Rising prices have been criticized mainly because the surge in wages has not moved in step with the surge in commodity prices. The biggest problem in China is increasing the earnings of the lower-income bracket to help them make ends meet.

The government has made efforts to stabilize market prices to satisfy the basic household needs. It is estimated that commodity prices can be under control within a tolerable range.

But consumers in China should brace themselves for a continued rise in food prices. There will probably be more natural disasters and less planted farmland. Among consumer goods, agricultural prices will amplify the inflation rate. China's high consumer price index, the main gauge of inflation, was mainly due to a surge in food prices.

The rise in prices is the inevitable consequence of economic development. Although China's commodities prices are rising faster than before - but relative to international standards - it's not really that rapid. The cost of a piece of coriander in New York equals a bundle of coriander in Beijing. Different countries have also criticized the weak purchasing power of the yuan. Agriculture prices have been kept low for a long time, relative to domestic prices and tickets to tourist destinations. As the global economy recovers, international crude oil prices have been rising. The demand of refined fuel has exceeded supply, which caused transportation costs for agriculture products to spiral out of control.
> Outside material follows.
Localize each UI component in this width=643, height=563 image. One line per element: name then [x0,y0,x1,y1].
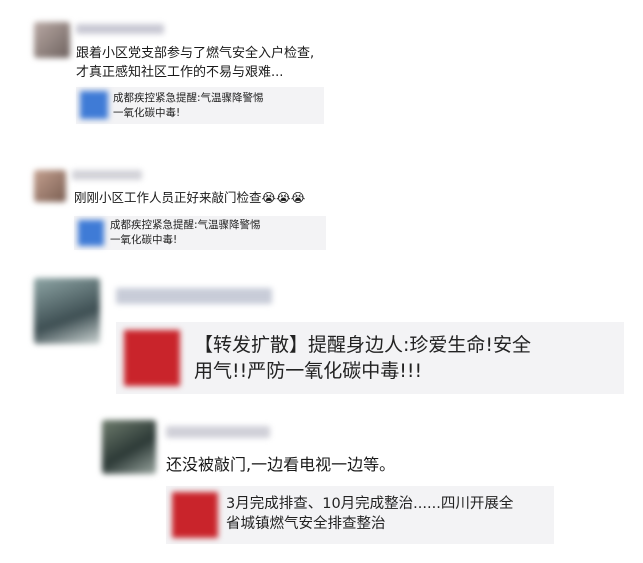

China cannot leverage farm subsidies on time, which have made agriculture products go up in price. China should either increase the prices of agriculture products in a rational range or subsidize farmers based on World Trade Organization convention.

Economic globalization has weakened the country's ability to control prices on its own. Global inflation brought on by the devaluation of the US dollar is exporting inflationary pressures on China. The weakening dollar triggers the relative growth on prices of commodities. The US was criticized for speeding up printing dollars by launching the second round of quantitative easing. This has affected China's pricing system. As its trade deficit with other countries increases, the US has pressured China to appreciate its currency. The US Federal Reserve bought more of its own bonds; China had to loosen its monetary policy to deal with it.
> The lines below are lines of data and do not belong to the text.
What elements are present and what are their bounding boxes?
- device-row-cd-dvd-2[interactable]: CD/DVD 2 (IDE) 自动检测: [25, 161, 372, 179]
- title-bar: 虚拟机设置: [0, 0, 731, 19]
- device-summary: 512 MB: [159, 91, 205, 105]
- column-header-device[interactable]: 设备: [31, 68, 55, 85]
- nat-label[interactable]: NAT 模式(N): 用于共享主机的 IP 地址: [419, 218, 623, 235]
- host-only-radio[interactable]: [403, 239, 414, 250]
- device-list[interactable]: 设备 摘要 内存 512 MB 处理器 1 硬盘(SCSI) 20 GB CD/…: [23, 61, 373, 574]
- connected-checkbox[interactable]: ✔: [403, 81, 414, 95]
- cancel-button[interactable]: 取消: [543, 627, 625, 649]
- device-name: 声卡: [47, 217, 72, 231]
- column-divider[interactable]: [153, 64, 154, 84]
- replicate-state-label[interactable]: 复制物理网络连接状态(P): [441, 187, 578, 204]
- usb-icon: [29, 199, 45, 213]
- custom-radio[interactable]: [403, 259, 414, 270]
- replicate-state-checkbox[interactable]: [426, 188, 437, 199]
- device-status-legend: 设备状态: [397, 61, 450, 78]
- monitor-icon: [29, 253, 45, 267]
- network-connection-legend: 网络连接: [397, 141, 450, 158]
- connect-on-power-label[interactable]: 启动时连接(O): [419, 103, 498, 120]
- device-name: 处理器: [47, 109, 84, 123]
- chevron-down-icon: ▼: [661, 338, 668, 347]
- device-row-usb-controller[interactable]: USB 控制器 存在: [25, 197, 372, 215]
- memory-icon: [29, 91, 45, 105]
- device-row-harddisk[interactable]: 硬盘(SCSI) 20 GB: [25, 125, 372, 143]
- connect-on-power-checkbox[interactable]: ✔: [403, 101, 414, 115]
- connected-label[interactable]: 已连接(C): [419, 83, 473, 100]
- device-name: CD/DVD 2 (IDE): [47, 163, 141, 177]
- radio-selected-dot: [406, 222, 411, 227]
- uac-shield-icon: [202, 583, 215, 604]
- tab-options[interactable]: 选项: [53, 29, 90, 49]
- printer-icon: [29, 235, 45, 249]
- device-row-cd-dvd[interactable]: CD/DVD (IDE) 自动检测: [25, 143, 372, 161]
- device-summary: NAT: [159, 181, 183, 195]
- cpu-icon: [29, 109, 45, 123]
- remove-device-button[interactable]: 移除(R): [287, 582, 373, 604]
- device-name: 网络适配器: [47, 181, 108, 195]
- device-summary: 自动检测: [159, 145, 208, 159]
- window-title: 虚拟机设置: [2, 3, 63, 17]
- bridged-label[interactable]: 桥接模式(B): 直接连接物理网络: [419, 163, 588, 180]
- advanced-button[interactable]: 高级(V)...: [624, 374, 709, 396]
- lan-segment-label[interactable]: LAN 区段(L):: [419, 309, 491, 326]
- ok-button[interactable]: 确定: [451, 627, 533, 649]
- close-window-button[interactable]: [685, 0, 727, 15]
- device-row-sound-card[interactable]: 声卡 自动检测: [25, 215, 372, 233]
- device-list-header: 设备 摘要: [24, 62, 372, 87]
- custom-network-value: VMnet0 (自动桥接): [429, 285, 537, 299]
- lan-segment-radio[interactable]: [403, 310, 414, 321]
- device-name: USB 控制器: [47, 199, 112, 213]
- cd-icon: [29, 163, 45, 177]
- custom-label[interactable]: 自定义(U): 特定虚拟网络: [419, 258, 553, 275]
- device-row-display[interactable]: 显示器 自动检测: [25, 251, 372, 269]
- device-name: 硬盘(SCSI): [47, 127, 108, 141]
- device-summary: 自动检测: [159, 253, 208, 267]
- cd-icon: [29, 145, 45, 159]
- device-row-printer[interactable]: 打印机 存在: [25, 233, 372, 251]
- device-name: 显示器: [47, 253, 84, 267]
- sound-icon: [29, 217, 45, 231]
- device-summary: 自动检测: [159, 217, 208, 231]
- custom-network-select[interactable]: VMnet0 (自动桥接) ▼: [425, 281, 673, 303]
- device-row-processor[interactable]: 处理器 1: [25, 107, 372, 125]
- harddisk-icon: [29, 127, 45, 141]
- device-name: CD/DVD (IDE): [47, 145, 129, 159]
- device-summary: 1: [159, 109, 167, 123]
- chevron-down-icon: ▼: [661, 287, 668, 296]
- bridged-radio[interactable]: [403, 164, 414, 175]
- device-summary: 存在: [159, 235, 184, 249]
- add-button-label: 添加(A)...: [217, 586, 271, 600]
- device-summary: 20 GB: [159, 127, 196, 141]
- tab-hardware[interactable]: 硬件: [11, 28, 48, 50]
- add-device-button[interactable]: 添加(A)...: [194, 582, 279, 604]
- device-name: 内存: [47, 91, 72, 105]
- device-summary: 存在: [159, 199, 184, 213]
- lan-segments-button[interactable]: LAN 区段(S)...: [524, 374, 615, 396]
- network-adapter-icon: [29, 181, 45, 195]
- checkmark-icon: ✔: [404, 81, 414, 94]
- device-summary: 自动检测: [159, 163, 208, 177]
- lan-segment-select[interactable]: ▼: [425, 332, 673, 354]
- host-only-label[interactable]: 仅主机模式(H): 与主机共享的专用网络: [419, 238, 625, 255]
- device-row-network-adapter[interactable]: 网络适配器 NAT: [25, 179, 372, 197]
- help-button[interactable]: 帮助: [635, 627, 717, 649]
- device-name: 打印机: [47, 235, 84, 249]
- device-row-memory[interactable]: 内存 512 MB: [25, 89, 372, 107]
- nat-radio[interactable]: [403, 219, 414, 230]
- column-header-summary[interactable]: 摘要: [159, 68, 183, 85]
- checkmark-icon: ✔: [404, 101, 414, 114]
China has adopted a loose monetary policy with low interest rates and a massive credit increase. Investors' high expectations for a stronger yuan have lead to the international capital flow into China.

M2, a measure of broad money supply, has risen to 70 trillion yuan, twice the GDP. China has put a lot of money into the market, inevitably reducing the real purchasing power of the yuan.

The tough inflation situation in China requires attention. Although the rise is trending, there are still some artificial factors contributing to this new situation. The government should take steps to control prices within an acceptable range for Chinese households.